La jeune fille de quinze ans monte lentement la route qui la conduit chaque matin au lycée, entre les falaises des immeubles, dans le bruit des camions et des autos qui vont et viennent. Elle pense : aujourd’hui, peut-être, j’arriverai en haut de la pente et de l’autre côté, d’un seul coup il n’y aura plus rien, seulement un grand trou creusé dans la terre.
La jeune fille de quinze ans marche dans la foule, à midi, comme si elle avait laissé l’école quelques heures, juste quelques heures d’escapade volées aux maîtres de maths, de sciences nat ou d’histoire-géo, et qu’elle était à bord d’un grand train rouillé dans lequel elle aurait sauté en marche et qui la conduirait à l’autre bout de la terre, vraiment aux confins, au Havre ou à Rotterdam, ou peut-être même à Yokohama. Elle marche, et elle cherche dans les yeux qui croisent son regard quelque chose, une exaltation, une étincelle neuve, juste avant le sourire et les mots qui l’entraîneraient vers une vie nouvelle.
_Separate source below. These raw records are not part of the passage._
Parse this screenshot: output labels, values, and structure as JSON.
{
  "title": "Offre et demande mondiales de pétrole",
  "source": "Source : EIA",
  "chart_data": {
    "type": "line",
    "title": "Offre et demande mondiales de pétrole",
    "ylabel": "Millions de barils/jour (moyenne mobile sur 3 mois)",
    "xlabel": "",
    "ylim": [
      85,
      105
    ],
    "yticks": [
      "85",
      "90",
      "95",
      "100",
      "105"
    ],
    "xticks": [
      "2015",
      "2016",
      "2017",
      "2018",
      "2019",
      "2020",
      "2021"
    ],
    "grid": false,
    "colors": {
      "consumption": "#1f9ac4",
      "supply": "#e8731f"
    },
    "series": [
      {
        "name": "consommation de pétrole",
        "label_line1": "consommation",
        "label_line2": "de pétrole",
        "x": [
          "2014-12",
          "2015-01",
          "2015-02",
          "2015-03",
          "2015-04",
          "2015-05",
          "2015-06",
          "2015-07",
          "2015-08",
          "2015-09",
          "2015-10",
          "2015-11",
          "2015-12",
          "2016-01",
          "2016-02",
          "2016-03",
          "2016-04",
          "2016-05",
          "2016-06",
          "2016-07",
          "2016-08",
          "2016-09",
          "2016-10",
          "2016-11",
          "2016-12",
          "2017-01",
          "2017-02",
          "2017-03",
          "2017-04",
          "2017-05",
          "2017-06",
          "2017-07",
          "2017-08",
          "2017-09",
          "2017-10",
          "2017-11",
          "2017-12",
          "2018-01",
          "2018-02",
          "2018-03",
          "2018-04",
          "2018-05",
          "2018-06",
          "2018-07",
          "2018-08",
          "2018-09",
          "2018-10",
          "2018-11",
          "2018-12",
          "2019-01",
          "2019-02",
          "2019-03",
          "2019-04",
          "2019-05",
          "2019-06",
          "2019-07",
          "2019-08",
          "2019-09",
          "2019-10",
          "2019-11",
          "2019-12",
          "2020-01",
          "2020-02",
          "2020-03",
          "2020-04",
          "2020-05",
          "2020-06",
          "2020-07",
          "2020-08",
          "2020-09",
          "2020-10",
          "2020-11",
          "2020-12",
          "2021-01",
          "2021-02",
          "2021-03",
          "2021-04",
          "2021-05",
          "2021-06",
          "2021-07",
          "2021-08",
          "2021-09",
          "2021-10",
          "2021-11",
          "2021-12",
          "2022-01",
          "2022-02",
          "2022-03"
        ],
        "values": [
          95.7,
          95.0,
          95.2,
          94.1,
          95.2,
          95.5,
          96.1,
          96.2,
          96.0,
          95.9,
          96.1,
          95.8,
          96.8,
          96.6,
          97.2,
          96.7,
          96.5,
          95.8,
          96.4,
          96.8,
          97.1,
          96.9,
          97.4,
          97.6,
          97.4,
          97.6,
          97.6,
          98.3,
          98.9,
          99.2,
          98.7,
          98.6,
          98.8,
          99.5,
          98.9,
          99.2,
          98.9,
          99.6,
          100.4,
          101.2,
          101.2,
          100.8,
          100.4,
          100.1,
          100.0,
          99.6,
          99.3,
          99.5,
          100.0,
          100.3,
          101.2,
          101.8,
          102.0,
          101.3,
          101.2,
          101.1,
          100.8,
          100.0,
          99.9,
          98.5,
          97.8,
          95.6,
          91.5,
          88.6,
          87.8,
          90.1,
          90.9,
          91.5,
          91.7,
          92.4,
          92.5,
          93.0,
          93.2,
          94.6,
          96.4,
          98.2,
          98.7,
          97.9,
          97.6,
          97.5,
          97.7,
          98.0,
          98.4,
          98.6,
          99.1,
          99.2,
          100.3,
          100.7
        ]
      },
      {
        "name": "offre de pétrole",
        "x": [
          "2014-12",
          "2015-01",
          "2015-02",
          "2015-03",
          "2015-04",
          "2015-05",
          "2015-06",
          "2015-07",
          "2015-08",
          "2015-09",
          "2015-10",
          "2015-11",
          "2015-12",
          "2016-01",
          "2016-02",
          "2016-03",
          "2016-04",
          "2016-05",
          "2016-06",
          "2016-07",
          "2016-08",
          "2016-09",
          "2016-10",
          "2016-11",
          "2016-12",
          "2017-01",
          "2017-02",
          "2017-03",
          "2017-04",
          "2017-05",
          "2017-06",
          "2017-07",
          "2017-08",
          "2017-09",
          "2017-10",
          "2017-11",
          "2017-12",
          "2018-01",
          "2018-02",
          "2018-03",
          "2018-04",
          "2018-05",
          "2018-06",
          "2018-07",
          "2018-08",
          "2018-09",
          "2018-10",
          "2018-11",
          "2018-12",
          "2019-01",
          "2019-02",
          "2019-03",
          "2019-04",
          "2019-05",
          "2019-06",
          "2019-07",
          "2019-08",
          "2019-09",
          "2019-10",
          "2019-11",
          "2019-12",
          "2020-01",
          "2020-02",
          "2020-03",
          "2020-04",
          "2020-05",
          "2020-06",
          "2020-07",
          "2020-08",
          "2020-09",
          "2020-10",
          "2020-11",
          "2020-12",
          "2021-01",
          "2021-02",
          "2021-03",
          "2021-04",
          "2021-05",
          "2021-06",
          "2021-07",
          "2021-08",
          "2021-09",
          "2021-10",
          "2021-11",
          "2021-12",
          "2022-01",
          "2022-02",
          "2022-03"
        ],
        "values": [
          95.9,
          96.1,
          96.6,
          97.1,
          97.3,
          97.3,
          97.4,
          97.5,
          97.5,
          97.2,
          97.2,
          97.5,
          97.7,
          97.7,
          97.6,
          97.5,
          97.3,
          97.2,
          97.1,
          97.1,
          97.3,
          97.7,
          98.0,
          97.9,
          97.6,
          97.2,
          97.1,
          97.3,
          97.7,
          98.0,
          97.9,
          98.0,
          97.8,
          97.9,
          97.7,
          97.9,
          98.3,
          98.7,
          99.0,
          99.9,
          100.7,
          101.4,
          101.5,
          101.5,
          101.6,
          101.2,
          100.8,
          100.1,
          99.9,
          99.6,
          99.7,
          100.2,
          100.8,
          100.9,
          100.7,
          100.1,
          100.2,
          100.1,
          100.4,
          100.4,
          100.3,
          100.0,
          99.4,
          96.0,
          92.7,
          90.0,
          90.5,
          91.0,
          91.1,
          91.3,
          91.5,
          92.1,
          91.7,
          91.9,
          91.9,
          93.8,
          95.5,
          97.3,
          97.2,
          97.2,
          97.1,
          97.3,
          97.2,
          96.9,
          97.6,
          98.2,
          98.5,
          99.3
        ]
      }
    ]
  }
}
Ou bien à minuit, vêtue de son blouson de cuir acheté au clou, et qui porte écrit sur le col SCHOTT. La nuit froide est un frisson sur sa peau, la nuit brille dans l’obsidienne de ses yeux, la nuit fourmille de lumières, d’étoiles, de feux rouges, de noms au néon magnifiques et étrangers, de noms dangereux, de noms qui rugissent du fond de la vie, qui disent,
CHANGE
Maccari & Franco
HASARD
LOCUST
SOLEDAD
Son cœur bat au rythme des mots lointains, des airs insensés. La jeune fille de quinze ans marche seule dans la nuit, à la recherche d’une image, d’un reflet, d’une étincelle. C’est au fond d’elle, il y a ce vide, cette fenêtre qui bat, un vent qui souffle, une chauve-souris qui la frôle, et son cœur qui bat, qui bat. Elle ne sait pas ce qu’elle cherche. Pourquoi se creuse la vague, au-dessus de la ville, et s’ouvrent les portes infinies de l’horizon, au-delà des esplanades et des boulevards de ceinture. Qu’y a-t-il là-bas, de l’autre côté ? Est-ce qu’on n’y meurt pas ?
Mais le souvenir des temps nomades est plus fort que tout. Chaque soir, il fait battre le cœur adolescent, il creuse le ventre. Le souvenir des temps arapahœs, cheyenne, lakota, texas. Alors il n’y avait pas de murs ni de noms. Il n’y avait pas de numéros. Il n’y avait pas de licence, ni de fichier central de police, ni de livrets de famille, ni d’actes notariés, ni les terribles marques sur les bras, sous la plante des pieds, ni les trous des piqûres à la saignée du coude, ni tout cela, les timbres, les photos, les empreintes du pouce et les bracelets de plastique entourant les poignets des bébés et les chevilles des morts.